Julien s’est beaucoup inspiré de tout ce qui est Lovecraft, ce genre de romans, ces ambiances comme ça, et visuellement, il voulait recréer un univers qui s’apparente un peu aux années 1930-1940. Il a donc créé tout un univers. C’est juste parti du morceau « The Weak Man » ; à la base, nous n’avions pas spécialement prévu de faire un concept-album, d’avoir toute cette histoire. Nous avions écrit « The Weak Man » parce qu’on nous avait proposé de participer à une compil, et nous ne voulions pas mettre un morceau qui existait déjà. Nous nous étions dit que c’était un peu dommage de mettre sur le disque un truc que nous avions déjà fait. C’est donc Guillaume Bideau qui était venu chanter, Julien lui avait proposé parce que nous aimons tous beaucoup ce chanteur, et il avait donc commencé à écrire une petite histoire autour de ce morceau, et de là est né l’album. Nous nous sommes dit que c’était un peu dommage de garder juste l’histoire sur ce morceau et que nous pourrions la développer et en faire un concept-album. C’est parti de là. Donc oui, ça parle de l’histoire d’un personnage qui se retrouve dans cet univers, il se réveille et a plus ou moins perdu la mémoire, et on va lui raconter ce qui s’est passé les deux-trois derniers jours. Donc en gros, il essaye de venger son frère qui a été tué, il va organiser une révolution pour sortir de cette prison. Enfin voilà, on ne va pas trop spoiler, mais ça se passe autour de tout cet univers, qui sera encore développé par la suite. C’est-à-dire que là, dans les mois à venir, nous allons mettre en ligne sur le site des dessins, des choses comme ça, parce que Julien dessine beaucoup, des textes qui vont un peu compléter l’histoire.

« Faire un album, ça coûte de l’argent. Personne ne le dit jamais dans les interviews, mais c’est une des grosses raisons qui font que nous avons mis autant de temps à sortir ce disque depuis l’EP. »

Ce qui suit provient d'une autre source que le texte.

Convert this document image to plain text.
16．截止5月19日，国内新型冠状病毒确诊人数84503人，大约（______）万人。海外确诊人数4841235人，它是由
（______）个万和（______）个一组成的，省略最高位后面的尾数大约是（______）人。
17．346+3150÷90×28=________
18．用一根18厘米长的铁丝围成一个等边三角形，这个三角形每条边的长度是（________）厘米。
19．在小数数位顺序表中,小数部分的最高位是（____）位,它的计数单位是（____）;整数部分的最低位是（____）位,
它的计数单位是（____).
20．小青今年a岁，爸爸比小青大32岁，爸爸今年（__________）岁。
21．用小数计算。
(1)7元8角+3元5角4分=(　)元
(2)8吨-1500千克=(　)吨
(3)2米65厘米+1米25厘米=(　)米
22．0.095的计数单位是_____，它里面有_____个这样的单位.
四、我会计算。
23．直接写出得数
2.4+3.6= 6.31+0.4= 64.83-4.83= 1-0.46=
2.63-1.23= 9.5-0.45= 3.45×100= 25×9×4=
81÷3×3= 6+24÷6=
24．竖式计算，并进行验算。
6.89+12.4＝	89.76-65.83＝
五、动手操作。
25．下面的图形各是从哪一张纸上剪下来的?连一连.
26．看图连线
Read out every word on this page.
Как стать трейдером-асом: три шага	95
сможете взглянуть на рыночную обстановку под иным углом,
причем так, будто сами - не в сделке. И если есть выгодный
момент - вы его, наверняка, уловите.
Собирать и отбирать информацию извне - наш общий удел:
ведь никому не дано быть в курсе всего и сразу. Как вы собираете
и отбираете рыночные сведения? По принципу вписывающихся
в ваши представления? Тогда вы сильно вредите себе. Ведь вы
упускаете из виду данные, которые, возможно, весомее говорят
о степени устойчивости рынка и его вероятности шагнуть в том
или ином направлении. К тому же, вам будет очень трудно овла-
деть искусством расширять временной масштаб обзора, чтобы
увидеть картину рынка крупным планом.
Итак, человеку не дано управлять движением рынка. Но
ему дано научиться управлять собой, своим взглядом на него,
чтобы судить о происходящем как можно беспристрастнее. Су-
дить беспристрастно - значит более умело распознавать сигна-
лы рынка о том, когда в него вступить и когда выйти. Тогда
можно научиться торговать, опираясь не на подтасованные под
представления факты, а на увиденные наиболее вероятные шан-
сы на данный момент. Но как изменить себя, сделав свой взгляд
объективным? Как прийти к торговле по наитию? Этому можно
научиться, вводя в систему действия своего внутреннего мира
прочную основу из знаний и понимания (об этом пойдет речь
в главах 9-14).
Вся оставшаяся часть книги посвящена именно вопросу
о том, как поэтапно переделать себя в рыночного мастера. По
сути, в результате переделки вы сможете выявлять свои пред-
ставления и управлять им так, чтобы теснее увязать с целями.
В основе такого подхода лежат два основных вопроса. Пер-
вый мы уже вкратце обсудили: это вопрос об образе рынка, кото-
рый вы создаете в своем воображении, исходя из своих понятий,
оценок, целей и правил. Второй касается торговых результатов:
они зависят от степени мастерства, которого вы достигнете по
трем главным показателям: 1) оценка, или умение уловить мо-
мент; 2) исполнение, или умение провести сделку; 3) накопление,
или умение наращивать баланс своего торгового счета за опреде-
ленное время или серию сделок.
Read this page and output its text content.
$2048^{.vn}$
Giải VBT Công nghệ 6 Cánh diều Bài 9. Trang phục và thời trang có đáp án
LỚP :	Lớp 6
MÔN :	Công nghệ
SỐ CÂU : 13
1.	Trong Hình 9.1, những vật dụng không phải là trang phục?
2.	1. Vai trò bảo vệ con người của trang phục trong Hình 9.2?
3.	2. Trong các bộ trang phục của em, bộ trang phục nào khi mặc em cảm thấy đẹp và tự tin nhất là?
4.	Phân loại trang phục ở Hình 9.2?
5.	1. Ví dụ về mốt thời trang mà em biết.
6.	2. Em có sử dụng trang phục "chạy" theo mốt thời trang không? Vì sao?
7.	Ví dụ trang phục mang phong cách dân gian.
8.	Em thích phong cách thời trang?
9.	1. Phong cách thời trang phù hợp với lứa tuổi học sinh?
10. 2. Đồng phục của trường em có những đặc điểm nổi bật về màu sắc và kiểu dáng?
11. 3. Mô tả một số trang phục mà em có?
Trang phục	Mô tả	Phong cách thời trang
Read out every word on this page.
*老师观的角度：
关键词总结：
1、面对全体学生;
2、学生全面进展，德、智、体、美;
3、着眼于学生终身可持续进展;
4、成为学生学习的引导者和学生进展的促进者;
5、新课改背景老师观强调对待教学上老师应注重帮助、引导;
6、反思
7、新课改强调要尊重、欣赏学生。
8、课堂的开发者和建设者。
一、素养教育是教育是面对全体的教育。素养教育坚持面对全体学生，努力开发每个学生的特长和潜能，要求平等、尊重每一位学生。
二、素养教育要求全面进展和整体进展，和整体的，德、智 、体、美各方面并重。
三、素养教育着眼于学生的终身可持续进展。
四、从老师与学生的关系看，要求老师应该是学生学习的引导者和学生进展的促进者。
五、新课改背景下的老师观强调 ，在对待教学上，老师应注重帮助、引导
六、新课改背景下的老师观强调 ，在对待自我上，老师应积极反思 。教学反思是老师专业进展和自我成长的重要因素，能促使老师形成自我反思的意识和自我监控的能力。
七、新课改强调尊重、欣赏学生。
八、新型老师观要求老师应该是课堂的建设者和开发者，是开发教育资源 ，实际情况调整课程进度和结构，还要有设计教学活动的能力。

Si l’on devait extrapoler, que symbolise Dumptown pour vous ?

À la base, c’était vraiment une histoire fantastique, ça ne cherchait pas forcément à coller à l’actualité, mais on nous a pas mal fait remarquer que finalement, on pourrait presque le rattacher à ce qui se passe en ce moment avec des gens qui aimeraient bien peut-être avoir une révolution, ce genre de chose. Donc on peut un peu avoir une double-lecture. Mais ce n’est pas forcément direct, nous sommes vraiment dans l’ambiance roman, fantastique, science-fiction et tout ça.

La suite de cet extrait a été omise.